Chronic vitamin D deficiency is associated with secondary hyperparathyroidism, which increases the risk of inflammation and cardiovascular events. Elevated parathyroid levels were associated with an increased risk of death among older individuals compared to those with normal levels over the course of follow-up in a recent observational study.

“We are outside less than we used to be, and older adults and people who are overweight or obese are less efficient at making vitamin D in response to sunlight,” stated review coauthor James H. O’Keefe, MD, who is a cardiologist and director of Preventive Cardiology at the Mid America Heart Institute in Kansas City, Missouri. The authors’ strategy for restoring vitamin D to optimal levels in cardiovascular disease patients includes initial treatment with 50,000 international units (IU) vitamin D2 or D3 weekly for 8 to 12 weeks followed by maintenance with 1,000 to 2,000 IU daily. They also suggest limited sun exposure as a means of increasing vitamin D. They observe that supplementation with vitamin D is safe and that such effects as elevated calcium levels and kidney stone development have only rarely been observed among individuals who consume 20,000 IU per day or more.

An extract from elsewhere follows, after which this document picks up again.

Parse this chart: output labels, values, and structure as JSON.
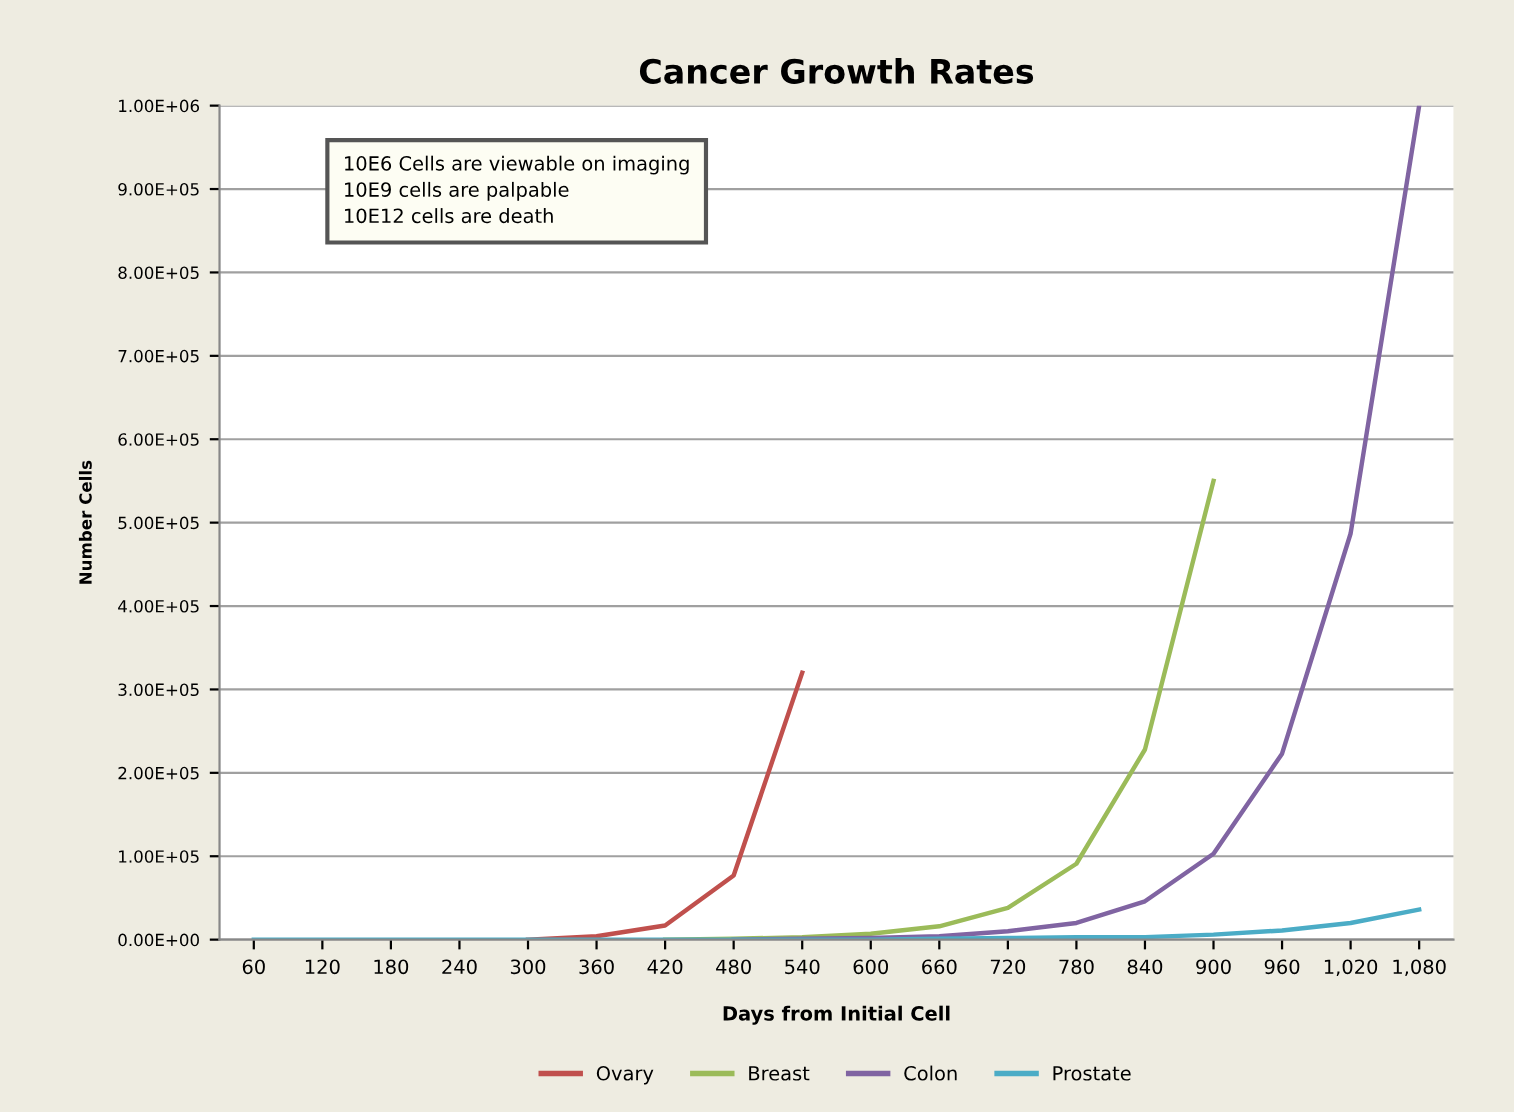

“Vitamin D deficiency is an unrecognized, emerging cardiovascular risk factor, which should be screened for and treated,” stated Dr O’Keefe. “Vitamin D is easy to assess, and supplementation is simple, safe and inexpensive.”

“Restoring vitamin D levels to normal is important in maintaining good musculoskeletal health, and it may also improve heart health and prognosis,” Dr. O’Keefe concluded. “We need large randomized controlled trials to determine whether or not vitamin D supplementation can actually reduce future heart disease and deaths.”